On the art of Canadian literature part I

Once upon a time Canadians wrote about the distance between them and everyone else. They wrote about isolation, both physical and mental. They wrote about the poor noble savage - now the burden of the aboriginal problem. They remembered when they once won a war, or were a small but fierce faction of a battalion of fighting men in Europe.

What a waste of god damn time.

Canada is a nation of peoples, not people. Of ideas, not one idea. There could never be a pultzer prize for Canadian literature, because how do you properly represent the time and place that is Canada? Canadians don't all bend over and sniff each other's asses, we slap hands and smile and go our separate ways.
What folklore could there be when Canada's identity went from "that other british colony, you know, the one that didn't rebel" to, "that big ass country that's really nice and is the only bastion of forward thought and liberal social order between two entire continents!"

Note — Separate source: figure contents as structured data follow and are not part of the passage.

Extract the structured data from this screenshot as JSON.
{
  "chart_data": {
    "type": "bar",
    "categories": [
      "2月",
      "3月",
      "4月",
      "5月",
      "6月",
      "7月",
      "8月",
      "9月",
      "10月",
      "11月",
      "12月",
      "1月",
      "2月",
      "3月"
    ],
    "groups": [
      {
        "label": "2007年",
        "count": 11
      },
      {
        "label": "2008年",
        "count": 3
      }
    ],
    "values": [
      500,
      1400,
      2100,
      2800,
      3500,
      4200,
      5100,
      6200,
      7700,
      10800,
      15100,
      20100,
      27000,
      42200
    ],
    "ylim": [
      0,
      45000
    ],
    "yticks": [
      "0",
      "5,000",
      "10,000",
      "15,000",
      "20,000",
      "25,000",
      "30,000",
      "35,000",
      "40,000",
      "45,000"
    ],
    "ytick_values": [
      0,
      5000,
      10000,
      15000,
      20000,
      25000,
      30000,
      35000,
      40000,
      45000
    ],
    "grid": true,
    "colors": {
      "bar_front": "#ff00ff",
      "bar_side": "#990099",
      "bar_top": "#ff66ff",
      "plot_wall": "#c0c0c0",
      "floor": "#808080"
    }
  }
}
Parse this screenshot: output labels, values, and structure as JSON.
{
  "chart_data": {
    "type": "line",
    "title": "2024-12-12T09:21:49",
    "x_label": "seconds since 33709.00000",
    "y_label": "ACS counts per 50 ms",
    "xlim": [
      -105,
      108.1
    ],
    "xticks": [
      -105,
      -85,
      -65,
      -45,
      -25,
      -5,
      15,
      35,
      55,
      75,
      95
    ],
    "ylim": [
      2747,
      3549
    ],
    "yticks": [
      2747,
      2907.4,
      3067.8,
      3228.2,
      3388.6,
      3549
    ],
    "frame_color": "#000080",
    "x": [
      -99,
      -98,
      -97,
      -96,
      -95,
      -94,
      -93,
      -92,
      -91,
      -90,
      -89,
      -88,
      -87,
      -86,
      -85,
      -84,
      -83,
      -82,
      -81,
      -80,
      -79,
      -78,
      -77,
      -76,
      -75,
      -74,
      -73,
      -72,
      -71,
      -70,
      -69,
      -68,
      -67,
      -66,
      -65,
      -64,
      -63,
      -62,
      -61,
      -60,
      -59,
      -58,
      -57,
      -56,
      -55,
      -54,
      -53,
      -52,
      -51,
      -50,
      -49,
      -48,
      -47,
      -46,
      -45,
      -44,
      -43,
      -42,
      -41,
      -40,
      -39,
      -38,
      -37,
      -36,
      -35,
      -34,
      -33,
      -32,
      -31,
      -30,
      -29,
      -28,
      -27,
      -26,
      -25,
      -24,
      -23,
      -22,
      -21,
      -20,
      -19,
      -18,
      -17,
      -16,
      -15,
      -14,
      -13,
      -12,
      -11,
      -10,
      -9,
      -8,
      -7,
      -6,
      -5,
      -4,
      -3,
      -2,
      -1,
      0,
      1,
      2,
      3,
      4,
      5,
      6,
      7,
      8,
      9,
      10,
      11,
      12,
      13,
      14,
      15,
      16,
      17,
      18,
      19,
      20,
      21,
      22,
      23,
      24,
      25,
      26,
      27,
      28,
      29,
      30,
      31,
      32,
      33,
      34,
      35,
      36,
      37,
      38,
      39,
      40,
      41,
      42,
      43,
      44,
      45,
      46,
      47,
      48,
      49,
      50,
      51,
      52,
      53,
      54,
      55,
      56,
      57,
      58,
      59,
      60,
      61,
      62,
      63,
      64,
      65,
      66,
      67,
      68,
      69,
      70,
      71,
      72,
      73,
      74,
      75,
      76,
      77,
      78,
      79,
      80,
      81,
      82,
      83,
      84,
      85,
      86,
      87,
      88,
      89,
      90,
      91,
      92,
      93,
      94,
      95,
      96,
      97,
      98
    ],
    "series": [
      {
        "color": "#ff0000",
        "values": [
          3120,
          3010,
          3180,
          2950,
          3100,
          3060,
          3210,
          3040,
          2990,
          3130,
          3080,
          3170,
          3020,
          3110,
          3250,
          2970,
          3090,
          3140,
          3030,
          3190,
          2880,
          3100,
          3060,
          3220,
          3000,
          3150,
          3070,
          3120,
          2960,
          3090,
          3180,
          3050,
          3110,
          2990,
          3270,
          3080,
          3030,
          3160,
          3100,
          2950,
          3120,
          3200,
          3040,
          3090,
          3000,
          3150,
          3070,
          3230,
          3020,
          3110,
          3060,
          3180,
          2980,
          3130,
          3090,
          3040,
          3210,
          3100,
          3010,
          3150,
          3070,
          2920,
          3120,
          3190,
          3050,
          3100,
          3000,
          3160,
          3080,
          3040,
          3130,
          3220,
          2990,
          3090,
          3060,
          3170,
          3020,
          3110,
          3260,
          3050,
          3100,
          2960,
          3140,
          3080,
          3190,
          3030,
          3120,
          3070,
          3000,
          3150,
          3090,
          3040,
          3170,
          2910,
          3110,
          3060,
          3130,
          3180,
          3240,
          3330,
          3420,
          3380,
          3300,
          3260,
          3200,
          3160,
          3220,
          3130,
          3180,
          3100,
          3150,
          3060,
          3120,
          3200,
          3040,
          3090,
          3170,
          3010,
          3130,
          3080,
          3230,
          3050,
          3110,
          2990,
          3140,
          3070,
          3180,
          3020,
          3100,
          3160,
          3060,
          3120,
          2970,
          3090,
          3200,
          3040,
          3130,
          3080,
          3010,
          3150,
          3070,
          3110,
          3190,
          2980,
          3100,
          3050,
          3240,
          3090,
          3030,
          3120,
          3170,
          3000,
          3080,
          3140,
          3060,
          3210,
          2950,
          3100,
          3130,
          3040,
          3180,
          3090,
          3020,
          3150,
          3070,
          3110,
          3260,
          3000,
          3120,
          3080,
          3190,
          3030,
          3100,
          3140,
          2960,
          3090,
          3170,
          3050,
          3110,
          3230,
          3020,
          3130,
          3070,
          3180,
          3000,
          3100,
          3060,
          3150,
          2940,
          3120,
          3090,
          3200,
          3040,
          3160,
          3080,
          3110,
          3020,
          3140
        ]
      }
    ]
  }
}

As they say, we are a mosaic. We are a mosaic and we spit upon the melting pot, though it might splash up and burn us every so often. In truth the glass pieces of the mosaic can cut us, but its better than being burned away until you are nothing but what is everybody else.

Canada is a space station, a harborage, a peaceful place in a maelstrom of disaster and hatred.

God damn it man, you don't write about Canada, YOU WRITE FOR HER! You write on her behalf.

You write about the world, and humanity, about people, and problems, and things. Spread out like a picnic blanket with a billion ants blitzkrieging across the checkered floor.

And most of all you write on your behalf.

Don't be a Canadian writer. Be a writer who is Canadian.